[Cool] Kedaulatan Allah Begitu Nyata , Rabu 16 November 2017
TOPIK MINGGU LALU : “HIDUP DALAM KEJUJURAN”.
INGATKAN TIGA HAL PENGHALANG TERSEBUT.
KEDAULATAN ALLAH BEGITU NYATA
Ref: Yesaya 45:8-9
PENDAHULUAN
Satu hal yang tidak dapat dipungkiri dan tidak dapat dibantah adalah bahwa Allah itu berdaulat atas hidup kita. Dalam kondisi apapun, senang, susah, berlimpah berkat, masalah, pergumulan, dsb, Tuhan tidak pernah meninggalkan kita. Hari ini kita akan belajar dari kisah kehidupan Yusuf, sehingga kita yakin bahwa kedaulatan Allah begitu nyata juga atas hidup kita.
URAIAN
Seringkali Tuhan memanfaatkan tantangan / kesulitan kehidupan ini sebagai alat untuk memurnikan kita (Mzm.66:10). Berikut adalah pergumulan hidup Yusuf dan pelajarilah keteladanannya:
- Mendapat perlakuan yang tidak adil:
Ketidakadilan yang dirasakan Yusuf berasal dari berbagai pihak (saudara-saudaranya, majikannya, dan teman sepenjaranya). Ketidakadilan adalah realita hidup yang juga bisa kita alami, mungkin dari keluarga, pekerjaan, lingkungan pendidikan, dsb.
- Respon terhadap ketidakadilan:
- Tidak mengomel. Tidak mengeluh. Tidak protes. Tidak berbantah-bantahan dengan Tuhan.
- Tidak menangisi keadaan. Belajar dari keadaan “kekalahan” tersebut.
- Tidak membiarkan diri jatuh dalam dosa.
- Tidak “berhenti”, tapi terus “menjalani” hidup apa adanya.

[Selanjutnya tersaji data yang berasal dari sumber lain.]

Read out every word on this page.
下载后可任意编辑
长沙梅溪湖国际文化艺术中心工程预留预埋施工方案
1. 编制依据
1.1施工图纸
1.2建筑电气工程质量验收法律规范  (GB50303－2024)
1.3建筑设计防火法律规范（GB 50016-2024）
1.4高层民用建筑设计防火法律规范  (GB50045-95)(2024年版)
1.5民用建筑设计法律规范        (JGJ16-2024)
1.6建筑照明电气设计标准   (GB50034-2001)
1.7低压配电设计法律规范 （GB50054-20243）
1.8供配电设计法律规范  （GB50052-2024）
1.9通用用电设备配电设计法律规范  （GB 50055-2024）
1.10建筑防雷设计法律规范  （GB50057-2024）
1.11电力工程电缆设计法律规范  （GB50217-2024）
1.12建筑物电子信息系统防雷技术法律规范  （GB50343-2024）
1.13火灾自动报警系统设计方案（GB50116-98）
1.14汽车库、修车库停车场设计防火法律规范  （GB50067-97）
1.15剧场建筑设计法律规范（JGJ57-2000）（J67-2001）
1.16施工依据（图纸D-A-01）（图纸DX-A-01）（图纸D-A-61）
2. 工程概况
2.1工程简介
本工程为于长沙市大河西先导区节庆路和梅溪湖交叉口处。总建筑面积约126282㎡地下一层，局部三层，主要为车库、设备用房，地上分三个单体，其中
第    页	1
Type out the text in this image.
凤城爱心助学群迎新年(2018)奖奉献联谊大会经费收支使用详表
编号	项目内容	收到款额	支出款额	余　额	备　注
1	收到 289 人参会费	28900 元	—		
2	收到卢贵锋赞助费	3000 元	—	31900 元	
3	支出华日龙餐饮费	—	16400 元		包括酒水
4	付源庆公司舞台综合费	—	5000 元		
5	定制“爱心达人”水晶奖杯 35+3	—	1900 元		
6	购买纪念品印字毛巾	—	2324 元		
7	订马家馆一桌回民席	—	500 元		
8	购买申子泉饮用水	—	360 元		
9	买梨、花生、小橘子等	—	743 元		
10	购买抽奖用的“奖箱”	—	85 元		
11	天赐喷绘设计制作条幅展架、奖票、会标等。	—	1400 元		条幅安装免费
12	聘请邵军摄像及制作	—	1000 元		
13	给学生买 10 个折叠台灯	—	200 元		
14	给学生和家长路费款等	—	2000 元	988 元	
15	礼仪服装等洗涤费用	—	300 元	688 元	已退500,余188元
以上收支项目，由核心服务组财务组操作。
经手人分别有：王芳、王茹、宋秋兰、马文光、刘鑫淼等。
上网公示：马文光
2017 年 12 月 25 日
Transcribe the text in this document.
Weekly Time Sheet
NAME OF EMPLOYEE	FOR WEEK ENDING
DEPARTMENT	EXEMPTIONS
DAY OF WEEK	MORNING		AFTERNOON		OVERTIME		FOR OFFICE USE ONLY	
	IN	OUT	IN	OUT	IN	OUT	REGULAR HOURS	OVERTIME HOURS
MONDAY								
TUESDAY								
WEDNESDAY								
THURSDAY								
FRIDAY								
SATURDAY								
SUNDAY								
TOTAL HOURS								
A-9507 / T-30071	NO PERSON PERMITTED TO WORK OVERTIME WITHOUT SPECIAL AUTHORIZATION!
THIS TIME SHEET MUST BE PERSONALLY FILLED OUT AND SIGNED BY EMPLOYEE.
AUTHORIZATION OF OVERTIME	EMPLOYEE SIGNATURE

- Meyakini kedaulatan Tuhan bahwa ada rencana baik Tuhan dalam kehidupan ini (Kej.45:8, 50:20) <2>.
SHARING
“Saling berbagilah pengalaman tentang bagaimana kedaulatan Allah dialami / terjadi atas kehidupan saudara!”
PENUTUP
Kita tentu tahu bagaimana selanjutnya kehidupan Yusuf, ia menjadi penguasa di Mesir, berlimpah dengan berkat, kejayaan dan kebesaran. Yusuf alami itu karena berhasil melewati masa pemurnian. Kedaulatan Allah begitu nyata, bukan saja bagi Yusuf tapi juga bagi kita. Segala situasi jika dihadapi bersama Tuhan, maka kedaulatanNya akan menolong, memampukan, dan menyertai kita (Flp.4:13).